Das andere Schloss

Es ist die Kuppel. Die – besser gesagt: Deren Fehlen ist schuld daran, dass der Entwurf von Kuehn Malvezzi nicht in die eigentliche Wertung des Ende 2008 entschiedenen Wettbewerbs für das Humboldt-Forum eingegangen, sondern „nur“ mit einem Sonderpreis ausgezeichnet worden ist. Denn das wieder zu errichtende Stadtschloss, so stand es in der Auslobung, solle eine Kuppel erhalten – und der schwebende Baldachin, den Kuehn Malvezzi vorschlugen, galt für die Jury eben nicht als Kuppel.

Dabei wollten die Brüder Wilfried und Johannes Kuehn und ihre Büropartnerin Simona Malvezzi keineswegs gegen die Auslobungsbedingungen verstoßen. „Den Baldachin haben wir als zeitgenössische Form der Kuppel verstanden“, sagt Wilfried Kuehn. Früher habe die Kuppel das Dach über der Königskapelle dargestellt, jetzt aber werde ein Dach benötigt, „das die Idee der breiten Öffentlichkeit nach außen trägt“.
In der Tat ist der Begriff Schloss eigentlich irreführend: Das Humboldt-Forum, das nach dem Willen der Bundesregierung ab 2010 für 552 Millionen Euro in die Höhe wachsen soll, orientiert sich zwar äußerlich am 1950 gesprengten Stadtschloss der Hohenzollern, wird aber als Ausstellungsstätte hauptsächlich für die außereuropäischen Sammlungen der Staatlichen Museen zu Berlin eine ganz andere Funktion haben. „Unser Entwurf“, betont Wilfried Kuehn, „sieht ein Museum vor und nicht eine Schlossattrappe.“

Dass das 2001 gegründete Büro von der Museumsfunktion ausgeht, überrascht nicht. „Museumsbau war von Anfang an unser Thema“, sagt Johannes Kuehn. „Wir haben ein originäres Interesse an Kunst.“ Der Umbau einer Brauerei für die Documenta in Kassel war 2002 das erste aufsehenerregende Projekt von Kuehn Malvezzi. 2003 gewann das Büro den ersten Preis für die Gestaltung des Vorplatzes der Berlinischen Galerie in Kreuzberg, und 2004 folgte die Sanierung der Rieck-Hallen am Hamburger Bahnhof für die Sammlung Flick.

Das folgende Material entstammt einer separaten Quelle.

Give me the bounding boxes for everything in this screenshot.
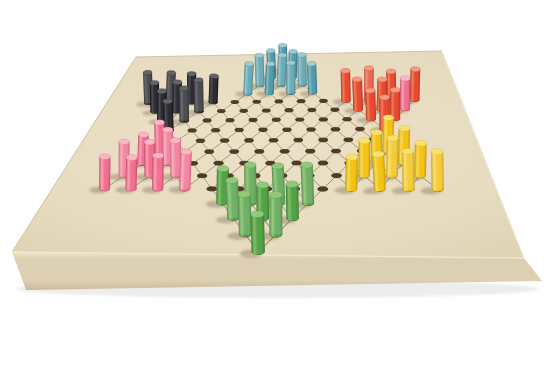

Warum aber haben sich die drei – entgegen allen Unkenrufen, die rigiden ästhetischen Vorgaben der Auslobung machten das Projekt für innovative Büros völlig uninteressant – überhaupt am Wettbewerb für das Humboldt-Forum beteiligt? „Man muss bei jedem Wettbewerb gegen die Erwartungen entwerfen“, antwortet Wilfried Kuehn. „Die Erwartung des Auslobers entspricht nie der idealen Lösung. Es geht deshalb darum, auch auf eine falsche Frage die richtige Antwort zu finden.“
Mit diesem Ansatz war das Büro schon mit anderen Projekten erfolgreich. So gewann es 2008 den Wettbewerb für die Erweiterung des Museums Berggruen am Schloss Charlottenburg mit einem Entwurf, dem die Jury eine „klare und minimalistische Haltung in einer bewusst zeitgenössischen Architektursprache“ attestierte. Geplant ist eine pergolaartige Verbindung zwischen dem bestehenden Sammlungsgebäude und dem benachbarten Altbau, der künftig ebenfalls Werke der Sammlung Berggruen aufnehmen wird – wobei in diesem Gebäude keine grundlegenden Einschnitte vorgesehen sind. „Bei Umbauten“, bilanziert Johannes Kuehn, der jüngere der beiden Brüder, „besteht häufig ein wesentlicher Teil des Entwurfes darin, das Gebäude dadurch zum Sprechen zu bringen, dass es an spezifischen Stellen auf seinen ursprünglichen Zustand zurückgeführt wird.“

Schwieriger gestaltet sich die Aufgabe beim Kunstgewerbemuseum am Kulturforum, einem weiteren Wettbewerbserfolg des agilen Trios, der von 2010 an umgesetzt werden soll. Allerdings nicht in der ursprünglich vorgesehenen Form: Das gläserne Atrium, mit dem Kuehn Malvezzi die allgemein als unbefriedigend empfundene Eingangssituation verbessern wollen, wird nicht verwirklicht. Vermutlich wird sich die Aufgabe nun darauf beschränken, für eine neue Mode-Ausstellung optimale konservatorische Bedingungen zu schaffen.
Dabei will der ursprüngliche Wettbewerbsentwurf die von der Idee der Stadtlandschaft inspirierte Gestalt des Kulturforums nicht ignorieren – anders als ein vor Jahren vom damaligen Senatsbaudirektor Hans Stimmann vorgelegtes Umgestaltungskonzept. „Bauaufgaben erfordern eine situative Intelligenz“, sagt dazu Wilfried Kuehn. „Das heißt, dass man auf den Ort eingehen muss, statt Klischees zu erfüllen.“ Seine Bilanz der Stimmann-Ära fällt denn auch kritisch aus. Am Pariser Platz zum Beispiel sind seiner Ansicht nach die meisten Gebäude architektonisch misslungen, weshalb „trotz der klaren urbanen Form kein beeindruckender Platz“ entstanden sei.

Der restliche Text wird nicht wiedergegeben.